The brand new city of Morro Bay was involved in squabbles with the county over ownership of mudflats and the sandspit. The state park system we know today was in a fledgling state. Enter developers, mostly from the Bakersfield area, who had a lease from the county for a development on the sandspit.
Quoting the story:
If it sprouts and grows, it will serve to secure thousands of square yards of sand dredged up onto the sandspit this summer during the course of the Army Corps of Engineers’ Morro Bay harbor dredging operation.
Operation barley seed was carried out early Tuesday morning by Jim Delara and Jim Brickey, crop duster pilots from Warren Crop Duster Service of Santa Maria operating from a base set up at the foot of Morro Rock.
The project was sponsored by Green-West Acres Corporation, holders of a dubious lease from San Luis Obispo County on the sandspit acreage.

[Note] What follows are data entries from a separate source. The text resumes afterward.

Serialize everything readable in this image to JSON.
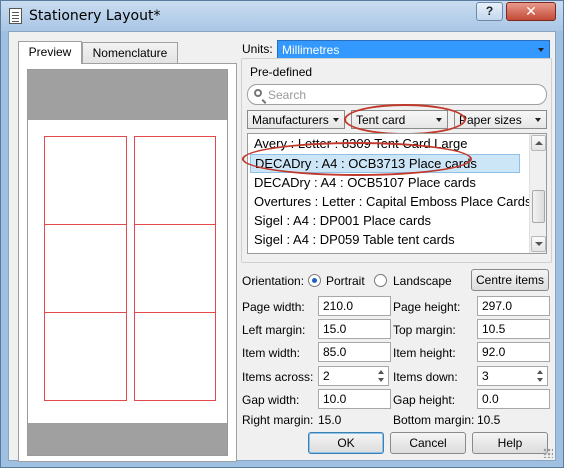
{
  "window": {
    "title": "Stationery Layout*",
    "help_label": "?",
    "close_label": "✕"
  },
  "tabs": [
    {
      "label": "Preview",
      "selected": true
    },
    {
      "label": "Nomenclature",
      "selected": false
    }
  ],
  "units": {
    "label": "Units:",
    "value": "Millimetres"
  },
  "predefined": {
    "label": "Pre-defined",
    "search_placeholder": "Search",
    "filters": {
      "manufacturers": "Manufacturers",
      "tent_card": "Tent card",
      "paper_sizes": "Paper sizes"
    },
    "items": [
      {
        "text": "Avery : Letter : 8309 Tent Card Large",
        "selected": false
      },
      {
        "text": "DECADry : A4 : OCB3713 Place cards",
        "selected": true
      },
      {
        "text": "DECADry : A4 : OCB5107 Place cards",
        "selected": false
      },
      {
        "text": "Overtures : Letter : Capital Emboss Place Cards",
        "selected": false
      },
      {
        "text": "Sigel : A4 : DP001 Place cards",
        "selected": false
      },
      {
        "text": "Sigel : A4 : DP059 Table tent cards",
        "selected": false
      }
    ]
  },
  "orientation": {
    "label": "Orientation:",
    "portrait": "Portrait",
    "landscape": "Landscape",
    "selected": "Portrait"
  },
  "buttons": {
    "centre_items": "Centre items",
    "ok": "OK",
    "cancel": "Cancel",
    "help": "Help"
  },
  "fields": {
    "page_width": {
      "label": "Page width:",
      "value": "210.0"
    },
    "page_height": {
      "label": "Page height:",
      "value": "297.0"
    },
    "left_margin": {
      "label": "Left margin:",
      "value": "15.0"
    },
    "top_margin": {
      "label": "Top margin:",
      "value": "10.5"
    },
    "item_width": {
      "label": "Item width:",
      "value": "85.0"
    },
    "item_height": {
      "label": "Item height:",
      "value": "92.0"
    },
    "items_across": {
      "label": "Items across:",
      "value": "2"
    },
    "items_down": {
      "label": "Items down:",
      "value": "3"
    },
    "gap_width": {
      "label": "Gap width:",
      "value": "10.0"
    },
    "gap_height": {
      "label": "Gap height:",
      "value": "0.0"
    },
    "right_margin": {
      "label": "Right margin:",
      "value": "15.0"
    },
    "bottom_margin": {
      "label": "Bottom margin:",
      "value": "10.5"
    }
  },
  "colors": {
    "selection": "#3399ff",
    "card_outline": "#e14a4a",
    "annotation_circle": "#c0392b"
  }
}
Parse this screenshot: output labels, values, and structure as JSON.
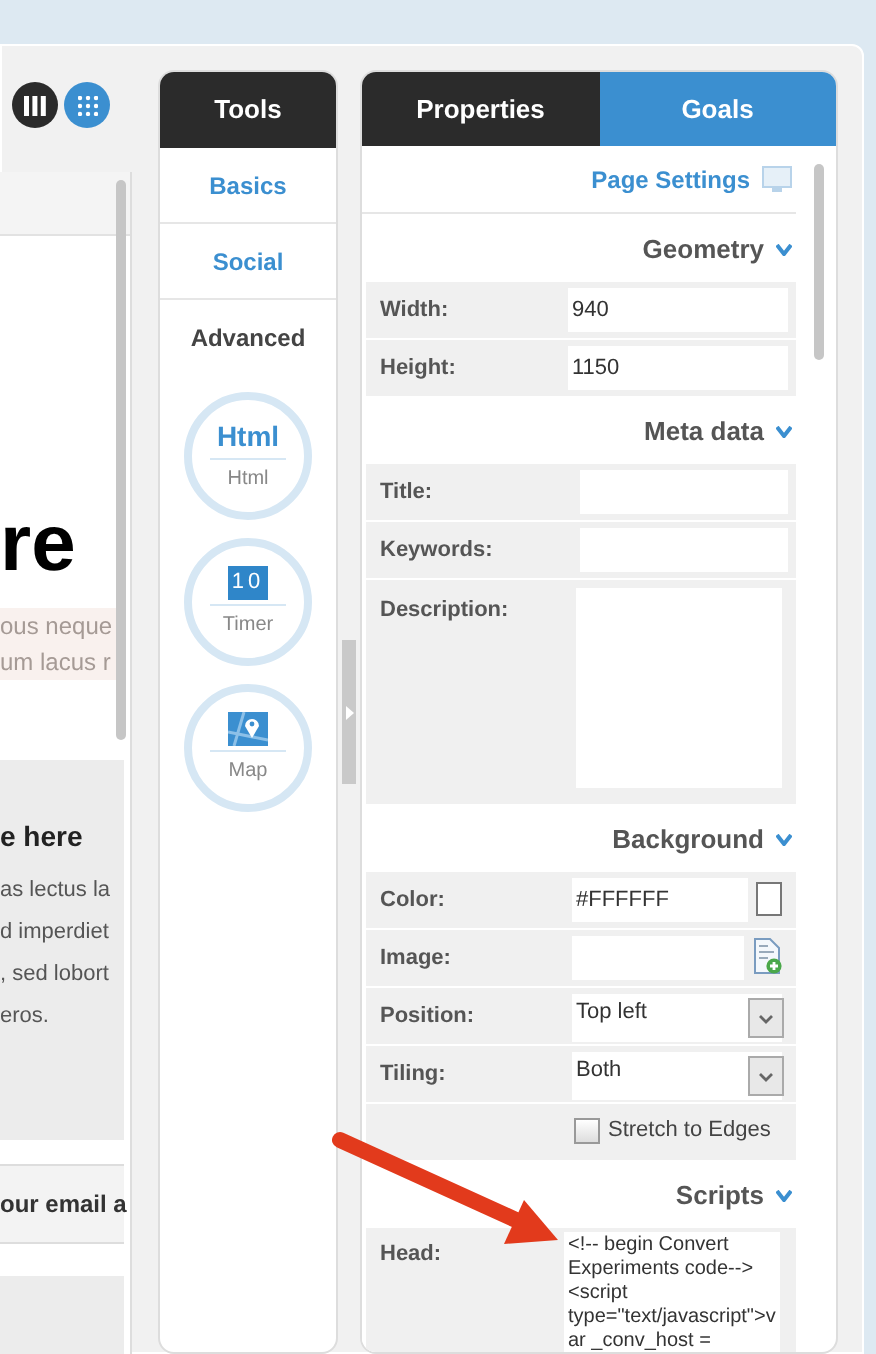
{
  "view_toggle": [
    {
      "selected": true
    },
    {
      "selected": false
    }
  ],
  "canvas": {
    "heading": "re",
    "intro_lines": [
      "ous neque",
      "um lacus r"
    ],
    "box_title": "e here",
    "box_lines": [
      "as lectus la",
      "d imperdiet",
      ", sed lobort",
      "eros."
    ],
    "email_label": "our email a"
  },
  "tools": {
    "tab": "Tools",
    "items": [
      {
        "label": "Basics",
        "selected": false
      },
      {
        "label": "Social",
        "selected": false
      },
      {
        "label": "Advanced",
        "selected": true
      }
    ],
    "widgets": [
      {
        "kind": "html",
        "glyph": "Html",
        "label": "Html"
      },
      {
        "kind": "timer",
        "glyph": "10",
        "label": "Timer"
      },
      {
        "kind": "map",
        "label": "Map"
      }
    ]
  },
  "properties": {
    "tabs": [
      {
        "label": "Properties",
        "selected": true
      },
      {
        "label": "Goals",
        "selected": false
      }
    ],
    "page_settings": "Page Settings",
    "sections": [
      {
        "title": "Geometry",
        "expanded": true,
        "rows": [
          {
            "kind": "text",
            "label": "Width:",
            "value": "940"
          },
          {
            "kind": "text",
            "label": "Height:",
            "value": "1150"
          }
        ]
      },
      {
        "title": "Meta data",
        "expanded": true,
        "rows": [
          {
            "kind": "text",
            "label": "Title:"
          },
          {
            "kind": "text",
            "label": "Keywords:"
          },
          {
            "kind": "textarea",
            "label": "Description:"
          }
        ]
      },
      {
        "title": "Background",
        "expanded": true,
        "rows": [
          {
            "kind": "color",
            "label": "Color:",
            "value": "#FFFFFF",
            "color": "#ffffff"
          },
          {
            "kind": "file",
            "label": "Image:"
          },
          {
            "kind": "select",
            "label": "Position:",
            "value": "Top left"
          },
          {
            "kind": "select",
            "label": "Tiling:",
            "value": "Both"
          },
          {
            "kind": "checkbox",
            "label": "Stretch to Edges",
            "checked": false
          }
        ]
      },
      {
        "title": "Scripts",
        "expanded": true,
        "rows": [
          {
            "kind": "code",
            "label": "Head:",
            "value": "<!-- begin Convert Experiments code--><script type=\"text/javascript\">var _conv_host ="
          }
        ]
      }
    ]
  }
}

Six years ago the corporation first entertained its idea for a major marina development on the Morro Bay sandspit opposite the Rock, but yesterday’s barley seeding was the most evident activity of its marina dream to date.
A lawsuit by Morro Bay homeowners had halted the development but the stockholders had high hopes. They wrote a check to the Greater Morro Bay Harbor Development Association for $1,000 though membership cards only cost $6.
The California Coastal Commission would be brought into existence by California voters in about 7 years.
I am told that some of the sandspit is still in private ownership.
Today there would be warning flags on so many levels, how many reasons can you come up with for why this would not be allowed today?